Page MenuHomePhabricator

Importing (transwiki) only the top revision should succeed reliably
Closed, ResolvedPublic

Description

Author: mike.lifeguard+bugs

Description:
Currently importing only the top revision using transwiki import fails for no good reason I can come up with - and in fact fails more often than it succeeds. This shouldn't happen.

The reason importing many revisions fails, is: "The slow part is loading the required data from external storage, but even if it sped it up by, say, 5 times, it would still time out because some transwiki jobs are just that big... to transwiki a page it might have to load up hundreds of megabytes of data from various hard drives - non-contiguous data, it'll have to seek." (Tim Starling) - but that doesn't apply to fetching only one revision, I hope.

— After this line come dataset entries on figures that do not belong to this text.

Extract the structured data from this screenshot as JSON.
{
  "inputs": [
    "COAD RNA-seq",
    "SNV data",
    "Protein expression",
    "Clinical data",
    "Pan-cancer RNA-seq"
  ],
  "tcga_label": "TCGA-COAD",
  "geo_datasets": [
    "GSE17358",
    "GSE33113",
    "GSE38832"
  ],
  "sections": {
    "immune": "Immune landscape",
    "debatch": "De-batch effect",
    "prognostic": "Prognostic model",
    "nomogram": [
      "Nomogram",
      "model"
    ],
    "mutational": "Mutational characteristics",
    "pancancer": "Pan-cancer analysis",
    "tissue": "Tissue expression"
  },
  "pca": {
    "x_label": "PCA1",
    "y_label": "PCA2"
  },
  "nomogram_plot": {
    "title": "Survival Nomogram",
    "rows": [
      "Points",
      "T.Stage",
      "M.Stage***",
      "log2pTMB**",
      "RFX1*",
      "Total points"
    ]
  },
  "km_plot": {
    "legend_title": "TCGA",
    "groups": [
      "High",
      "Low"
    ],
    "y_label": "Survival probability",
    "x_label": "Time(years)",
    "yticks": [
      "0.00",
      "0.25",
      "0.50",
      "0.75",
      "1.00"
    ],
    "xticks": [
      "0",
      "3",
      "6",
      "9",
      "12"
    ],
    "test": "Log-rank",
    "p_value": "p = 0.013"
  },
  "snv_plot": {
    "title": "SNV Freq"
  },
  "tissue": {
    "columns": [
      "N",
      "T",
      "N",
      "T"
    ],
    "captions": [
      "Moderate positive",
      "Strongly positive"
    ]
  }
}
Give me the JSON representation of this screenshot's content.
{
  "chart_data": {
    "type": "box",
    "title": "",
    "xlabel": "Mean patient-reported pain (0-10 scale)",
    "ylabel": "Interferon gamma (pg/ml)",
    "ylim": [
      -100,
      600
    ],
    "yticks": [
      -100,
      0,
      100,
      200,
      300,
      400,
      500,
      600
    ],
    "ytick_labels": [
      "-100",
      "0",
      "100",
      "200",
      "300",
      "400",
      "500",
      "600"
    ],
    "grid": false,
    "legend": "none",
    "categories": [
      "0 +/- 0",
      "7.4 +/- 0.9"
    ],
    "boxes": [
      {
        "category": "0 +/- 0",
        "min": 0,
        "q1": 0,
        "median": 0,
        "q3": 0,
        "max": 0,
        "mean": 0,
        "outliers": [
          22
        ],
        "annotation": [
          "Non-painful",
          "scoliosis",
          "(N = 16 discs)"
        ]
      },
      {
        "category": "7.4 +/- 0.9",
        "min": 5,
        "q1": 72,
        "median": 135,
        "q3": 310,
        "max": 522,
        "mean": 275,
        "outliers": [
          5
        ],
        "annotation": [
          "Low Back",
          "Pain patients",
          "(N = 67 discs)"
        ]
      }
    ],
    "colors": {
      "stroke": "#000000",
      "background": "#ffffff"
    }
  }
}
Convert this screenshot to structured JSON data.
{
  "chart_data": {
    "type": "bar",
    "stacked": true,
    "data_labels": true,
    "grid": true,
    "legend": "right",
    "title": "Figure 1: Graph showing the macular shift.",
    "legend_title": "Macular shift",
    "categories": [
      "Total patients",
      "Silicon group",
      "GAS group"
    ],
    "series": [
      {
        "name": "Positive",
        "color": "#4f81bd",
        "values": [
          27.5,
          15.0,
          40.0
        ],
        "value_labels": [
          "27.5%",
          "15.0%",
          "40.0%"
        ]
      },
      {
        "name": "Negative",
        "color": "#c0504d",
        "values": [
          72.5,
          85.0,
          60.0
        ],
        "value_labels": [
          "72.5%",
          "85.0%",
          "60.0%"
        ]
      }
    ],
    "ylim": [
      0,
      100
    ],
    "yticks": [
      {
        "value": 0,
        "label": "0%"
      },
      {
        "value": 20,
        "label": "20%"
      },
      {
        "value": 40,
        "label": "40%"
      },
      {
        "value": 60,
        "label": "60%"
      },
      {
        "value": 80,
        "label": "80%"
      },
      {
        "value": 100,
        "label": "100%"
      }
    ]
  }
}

So, something must be going wrong here.


Version: 1.14.x
Severity: normal

Details

Reference
bz16875

Event Timeline

bzimport raised the priority of this task from to Medium.Nov 21 2014, 10:29 PM
bzimport set Reference to bz16875.

Transwiki importing times out very easily :( If the server takes too long to build the XML, the connection will time out. If it's too big, it might time out. Or if it's just transferring slowly (too much network congestion?) it might time out.

Short of rethinking the interwiki imports (which might be nice), the easiest solution is making $wgHTTPTimeout higher than the default 3 seconds and being patient.

mike.lifeguard+bugs wrote:

(In reply to comment #1)

Transwiki importing times out very easily :( If the server takes too long to
build the XML, the connection will time out. If it's too big, it might time
out. Or if it's just transferring slowly (too much network congestion?) it
might time out.

Short of rethinking the interwiki imports (which might be nice), the easiest
solution is making $wgHTTPTimeout higher than the default 3 seconds and being
patient.

All true, but for *one revision* there should be no problem. We load pages for viewing (ie the top revision only) fast enough; why can't we generate xml for the same data fast enough?

EN.WP.ST47 wrote:

Is this process still unreliable?

So here we are in 2014; what's the status, still fails? I guess I got given the bug by default...

So here we are in 2014

2015 even...

I just managed to import the top revision of the notoriously long "Fanny Crosby" article from enwiki to testwiki, and it completed very quickly (few seconds). It may be an intermittent issue, these type of transwiki import bugs tend to be transient...

ArielGlenn set Security to None.
TTO claimed this task.
TTO added a subscriber: demon.

the easiest solution is making $wgHTTPTimeout higher than the default 3 seconds and being patient.

It seems that $wgHTTPTimeout defaults to 25 in MediaWiki core, and WMF cluster is using that default. On labs it is set to 10 seconds.

Not really sure if there is anything to fix here anymore. On the WMF cluster at least, speed is no longer an issue. As for other MW installations, transwiki import of large pages is never going to be lightning-fast.